What it really takes to be AI-ready


Adam White
Content Marketing Associate @ Tray.ai
Many AI strategies fail before they start. Not because of the model, but because of outdated integration. See how Yext made integration their AI infrastructure and transformed how work gets done.
For many enterprises, AI readiness still gets treated as an innovation track. A proof-of-concept here. An LLM experiment there. But AI isn’t meant to be bolted on to your tech stack. It changes the architecture beneath the surface. And if your integration infrastructure can’t support that shift, it doesn’t matter how powerful your models are. Your AI strategy will stall.
This is the situation Tulasi Donthireddy, Senior Director of IT and Business Systems at Yext, found himself in. His team had the ideas, the use cases, and the roadmap. But they were stuck on an integration platform that couldn’t keep up.

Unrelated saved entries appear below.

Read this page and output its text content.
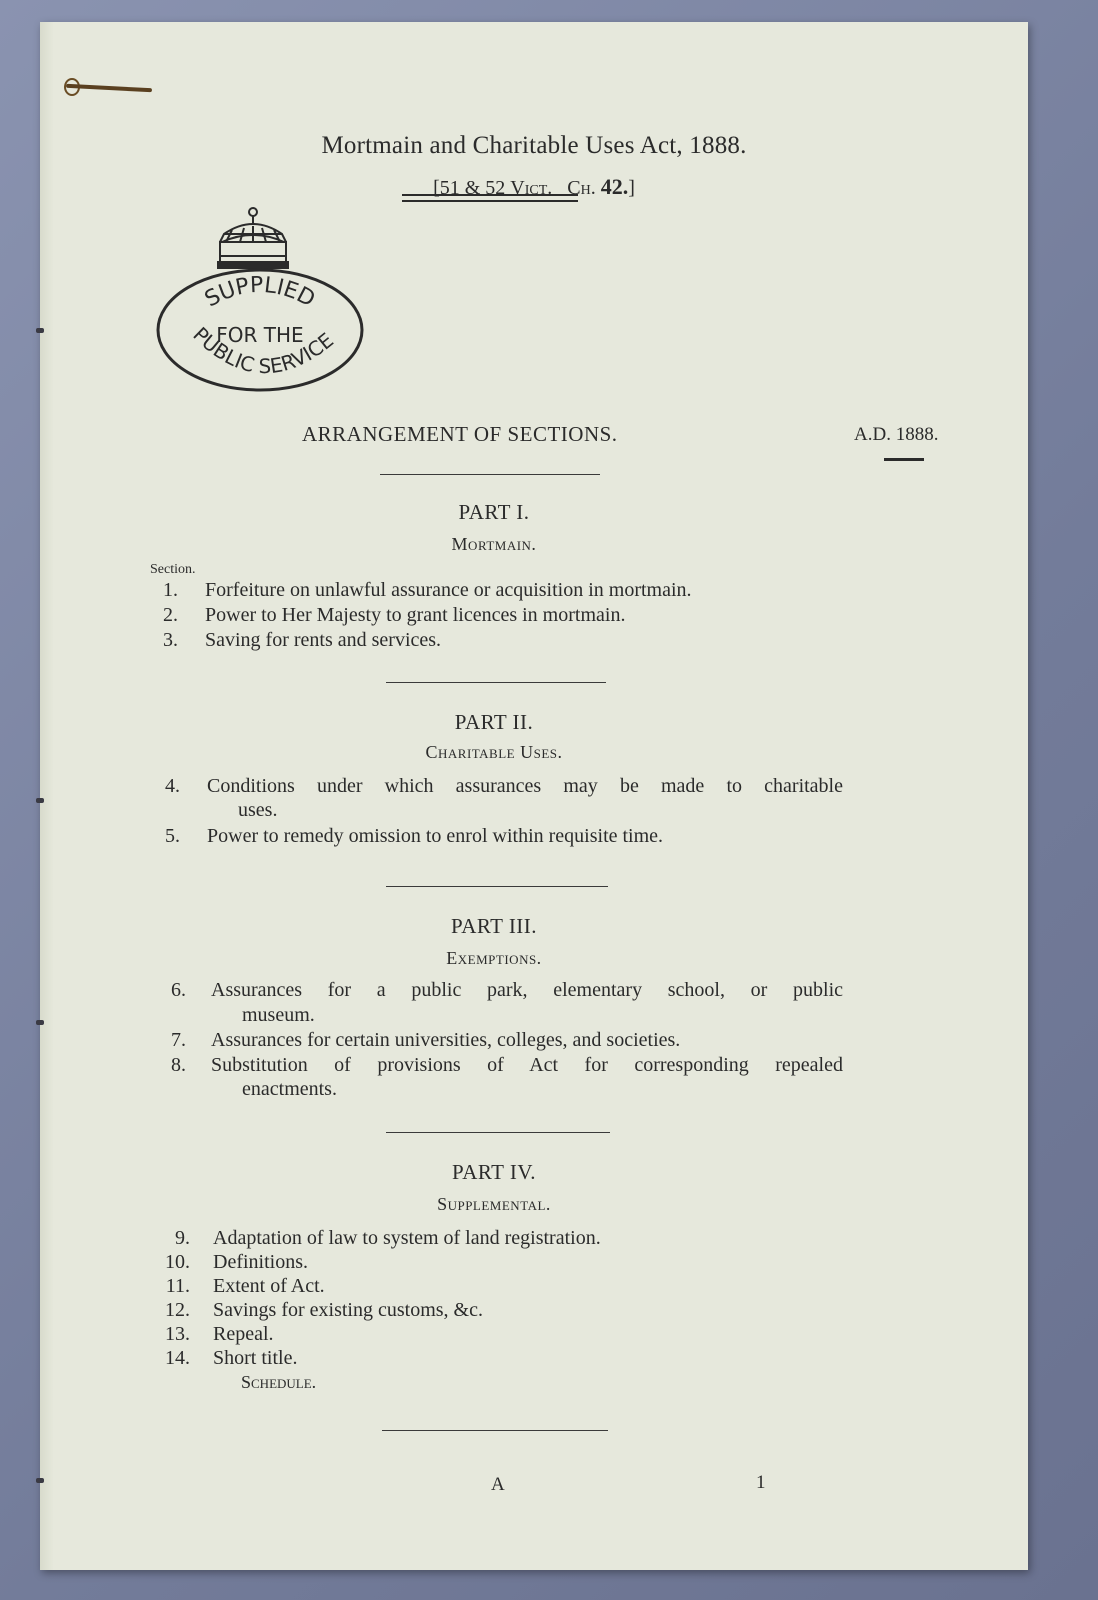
Mortmain and Charitable Uses Act, 1888.
[51 & 52 Vict. Ch. 42.]
SUPPLIED
FOR THE
PUBLIC SERVICE
ARRANGEMENT OF SECTIONS.	A.D. 1888.
PART I.
Mortmain.
Section.
1. Forfeiture on unlawful assurance or acquisition in mortmain.
2. Power to Her Majesty to grant licences in mortmain.
3. Saving for rents and services.
PART II.
Charitable Uses.
4. Conditions under which assurances may be made to charitable
uses.
5. Power to remedy omission to enrol within requisite time.
PART III.
Exemptions.
6. Assurances for a public park, elementary school, or public
museum.
7. Assurances for certain universities, colleges, and societies.
8. Substitution of provisions of Act for corresponding repealed
enactments.
PART IV.
Supplemental.
9. Adaptation of law to system of land registration.
10. Definitions.
11. Extent of Act.
12. Savings for existing customs, &c.
13. Repeal.
14. Short title.
Schedule.
A	1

The reality is, legacy integration platforms were designed for static, point-to-point workflows and not for a world of dynamic AI agents that need to reason, act, and adapt across systems in real time. The hard truth is: if you're still relying on one, you're not AI-ready.

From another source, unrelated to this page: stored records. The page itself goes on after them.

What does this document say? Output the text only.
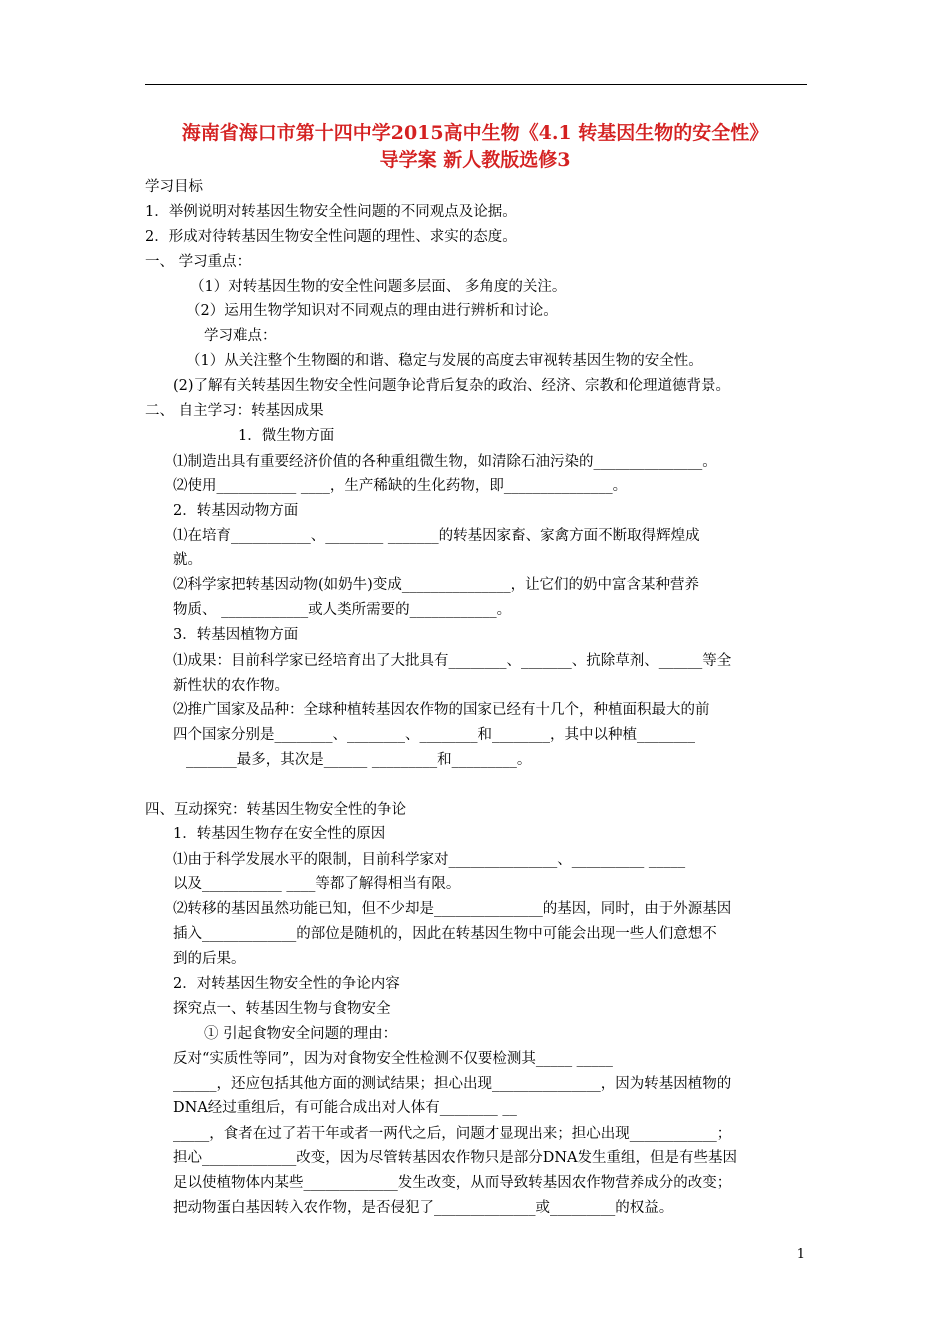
海南省海口市第十四中学2015高中生物《4.1 转基因生物的安全性》
导学案 新人教版选修3
学习目标
1．举例说明对转基因生物安全性问题的不同观点及论据。
2．形成对待转基因生物安全性问题的理性、求实的态度。
一、 学习重点：
（1）对转基因生物的安全性问题多层面、 多角度的关注。
（2）运用生物学知识对不同观点的理由进行辨析和讨论。
学习难点：
（1）从关注整个生物圈的和谐、稳定与发展的高度去审视转基因生物的安全性。
(2)了解有关转基因生物安全性问题争论背后复杂的政治、经济、宗教和伦理道德背景。
二、 自主学习：转基因成果
1．微生物方面
⑴制造出具有重要经济价值的各种重组微生物，如清除石油污染的_______________。
⑵使用___________ ____，生产稀缺的生化药物，即_______________。
2．转基因动物方面
⑴在培育___________、________ _______的转基因家畜、家禽方面不断取得辉煌成
就。
⑵科学家把转基因动物(如奶牛)变成_______________，让它们的奶中富含某种营养
物质、 ____________或人类所需要的____________。
3．转基因植物方面
⑴成果：目前科学家已经培育出了大批具有________、_______、抗除草剂、______等全
新性状的农作物。
⑵推广国家及品种：全球种植转基因农作物的国家已经有十几个，种植面积最大的前
四个国家分别是________、________、________和________，其中以种植________
_______最多，其次是______ _________和_________。
四、互动探究：转基因生物安全性的争论
1．转基因生物存在安全性的原因
⑴由于科学发展水平的限制，目前科学家对_______________、__________ _____
以及___________ ____等都了解得相当有限。
⑵转移的基因虽然功能已知，但不少却是_______________的基因，同时，由于外源基因
插入_____________的部位是随机的，因此在转基因生物中可能会出现一些人们意想不
到的后果。
2．对转基因生物安全性的争论内容
探究点一、转基因生物与食物安全
① 引起食物安全问题的理由：
反对“实质性等同”，因为对食物安全性检测不仅要检测其_____ _____
______，还应包括其他方面的测试结果；担心出现_______________，因为转基因植物的
DNA经过重组后，有可能合成出对人体有________ __
_____，食者在过了若干年或者一两代之后，问题才显现出来；担心出现____________；
担心_____________改变，因为尽管转基因农作物只是部分DNA发生重组，但是有些基因
足以使植物体内某些_____________发生改变，从而导致转基因农作物营养成分的改变；
把动物蛋白基因转入农作物，是否侵犯了______________或_________的权益。
1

Yext understood that. So they made the switch. Here’s how:
The hidden blocker in your AI roadmap
When enterprises talk about what’s holding back AI adoption, the answers usually sound the same: lack of skills, immature models, unclear ROI. But one of the biggest blockers is hiding in plain sight: integration.
AI agents don’t work in isolation. They need access to clean, complete, and timely data. They need to interact with other systems such as HRIS, CRM, ITSM, and ERP, and they need to do it through well-documented APIs, secure authentication, and reliable orchestration.

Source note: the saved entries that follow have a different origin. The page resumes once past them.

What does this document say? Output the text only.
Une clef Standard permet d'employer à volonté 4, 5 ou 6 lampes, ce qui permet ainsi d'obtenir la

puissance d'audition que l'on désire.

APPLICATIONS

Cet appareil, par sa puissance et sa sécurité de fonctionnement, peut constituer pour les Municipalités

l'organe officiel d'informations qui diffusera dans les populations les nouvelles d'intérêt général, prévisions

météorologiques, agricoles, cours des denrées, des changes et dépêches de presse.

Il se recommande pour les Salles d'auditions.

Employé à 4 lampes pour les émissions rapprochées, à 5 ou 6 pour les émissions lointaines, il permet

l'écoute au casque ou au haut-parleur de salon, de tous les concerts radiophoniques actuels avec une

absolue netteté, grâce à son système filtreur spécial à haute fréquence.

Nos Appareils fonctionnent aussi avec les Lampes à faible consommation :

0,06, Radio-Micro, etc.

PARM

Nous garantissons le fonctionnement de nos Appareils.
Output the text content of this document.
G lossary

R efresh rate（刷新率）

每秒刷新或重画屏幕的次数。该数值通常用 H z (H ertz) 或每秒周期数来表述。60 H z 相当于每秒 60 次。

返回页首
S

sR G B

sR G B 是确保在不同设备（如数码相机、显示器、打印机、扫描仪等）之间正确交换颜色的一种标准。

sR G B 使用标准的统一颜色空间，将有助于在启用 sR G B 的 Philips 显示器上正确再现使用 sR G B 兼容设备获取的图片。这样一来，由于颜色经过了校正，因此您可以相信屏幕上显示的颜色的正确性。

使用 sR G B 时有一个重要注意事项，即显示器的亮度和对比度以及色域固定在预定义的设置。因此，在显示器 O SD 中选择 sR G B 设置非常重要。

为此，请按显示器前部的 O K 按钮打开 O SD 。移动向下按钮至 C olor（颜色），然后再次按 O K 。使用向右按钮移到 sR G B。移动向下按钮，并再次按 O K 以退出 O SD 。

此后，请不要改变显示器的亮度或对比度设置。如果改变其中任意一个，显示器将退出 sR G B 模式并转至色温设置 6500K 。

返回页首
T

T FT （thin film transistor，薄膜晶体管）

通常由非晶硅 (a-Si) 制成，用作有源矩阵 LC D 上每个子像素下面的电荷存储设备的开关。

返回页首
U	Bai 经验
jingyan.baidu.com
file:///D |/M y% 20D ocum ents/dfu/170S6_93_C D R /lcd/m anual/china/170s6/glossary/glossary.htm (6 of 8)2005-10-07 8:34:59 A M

If your integration platform can’t provide this, you risk inefficiency and failure. As Alexander Wurm, Principal Analyst at Nucleus Research, said in our recent Yext webinar, “If the integration layer lags, the agent stalls—no matter how smart the model is.”
Yext’s old platform didn’t have centralized monitoring or alerting. Logs had to be routed to external systems just to understand what was happening. Adding new systems required deep developer effort. Even routine troubleshooting slowed them down.

A strategic decision, not just a tooling change
Many IT leaders understand their integration tooling is outdated, but hesitate to make a change. Migration feels risky, expensive, and slow. Teams are (understandably) worried about disruption.
But AI is the ultimate disruptor. The longer enterprises wait, the more painful the cost becomes.
Legacy integration platforms weren’t designed to support agent-based architectures, composable automation, or the scale of event-driven AI services. They force tradeoffs between control and speed, visibility and flexibility, centralization and agility.
Yext didn’t wait. They used the move off their legacy platform as an opportunity to not only reduce cost and complexity, but to rethink how integration work gets done, and who gets to do it.

What modern integration looks like
Yext replaced multiple fragmented tools with Tray’s unified, AI-ready iPaaS. The results were immediate:
100+ integrations migrated in 3 months
60% cost savings
Build cycles reduced from 3 days to 1
But the more important shift came in who was building. With reusable templates, built-in monitoring, and composable workflows, business users could start automating tasks themselves. That freed up developers to focus on high-value work, like building AI agents.
“We’re rolling out IT agents that can handle access provisioning, error troubleshooting, even Slack-based workflows,” Donthireddy said. “It’s already changing how we think about automation.”
Integration is now AI infrastructure
The message from Yext’s story is clear: You can’t layer AI onto outdated systems and expect results. Your integration platform is your AI infrastructure. It’s the backbone your agents rely on to take action across your stack.
Yext didn’t wait for a failed pilot or an AI stall-out to make the switch. They recognized that integration had become a foundational technology. One that impacts cost, speed, and long-term adaptability.
So if you’re serious about AI, you have to ask: Is your integration platform future-proof…or is it holding you back?